If you remember during the Kenneth Starr investigation, Mr. Starr told Congress that President Clinton engaged in a strategy of deceit in covering up his affair with former White House intern Monica Lewinsky (Nutting, 1998). Hmmm..I feel like I’ve heard this story somewhere before…..But, I digress. The S&P 500 climbed slightly from July 1 to July 17 of 1998, but from there until the release of the Starr report on September 9, it fell by 19.4%, according to data from CFRA Research (Stewart, 2017) However, after the release of the Kenneth Starr report, the markets began to rise as the markets had again responded to media hype and not factual economic data.

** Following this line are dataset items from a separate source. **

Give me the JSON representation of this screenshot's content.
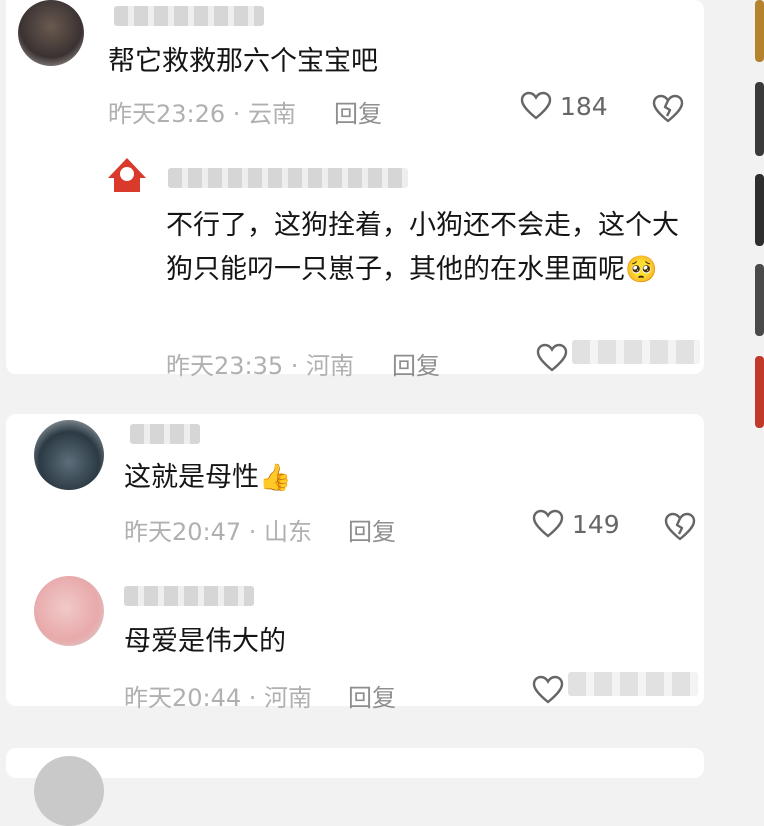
{
  "comments": [
    {
      "text": "帮它救救那六个宝宝吧",
      "time": "昨天23:26 · 云南",
      "reply_label": "回复",
      "likes": "184",
      "sub_reply": {
        "text": "不行了，这狗拴着，小狗还不会走，这个大狗只能叼一只崽子，其他的在水里面呢",
        "emoji": "🥺",
        "time": "昨天23:35 · 河南",
        "reply_label": "回复"
      }
    },
    {
      "text": "这就是母性",
      "emoji": "👍",
      "time": "昨天20:47 · 山东",
      "reply_label": "回复",
      "likes": "149"
    },
    {
      "text": "母爱是伟大的",
      "time": "昨天20:44 · 河南",
      "reply_label": "回复"
    }
  ],
  "colors": {
    "like_icon": "#666666",
    "meta": "#b0b0b0",
    "sidebar": [
      "#b5832e",
      "#3a3a3a",
      "#2e2e2e",
      "#4a4a4a",
      "#c0392b"
    ]
  }
}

It’s interesting to point out a few similarities between President Trump and Presidents Nixon, Johnson & Clinton. With all the talk of a border wall, white nationalism, & xenophobia, President Johnson is quoted as saying “This is a country for white men, and by God, as long as I am President, it shall be a government of white men”(Kunhardt, 1999). Johnson was also a quite unpopular President. “I have been traduced, I have been slandered, I have been called Judas Iscariot” (Kunhardt, 1999). In addition, President Trump’s presidency has been marred with sexual cover-up and accusations much like the Clinton presidency. Also like Clinton, President Trump isn’t a fan of the Special Prosecutor role. In 1999, President Clinton said the role was expensive and harmed America more than helped it. Like President Nixon, Donald Trump appears to be paranoid and unpredictable. In addition, the President appears to be alienating himself more and more even amongst his own party. Like Nixon, the President has also obtained many victories. It’s interesting to point out as Trump deals with Trade with China, Nixon was the President who opened up relations with China. Will President Trump’s accomplishments be enough to prevent an impeachment, a removal from office or his own resignation? Only time will tell. Attorney General Elliot Richardson from the Nixon era is quoted as saying “a government of laws was on the verge of becoming a government of one man”. Is that where we stand today? And, if so, how will that affect our country, our citizens, and our markets?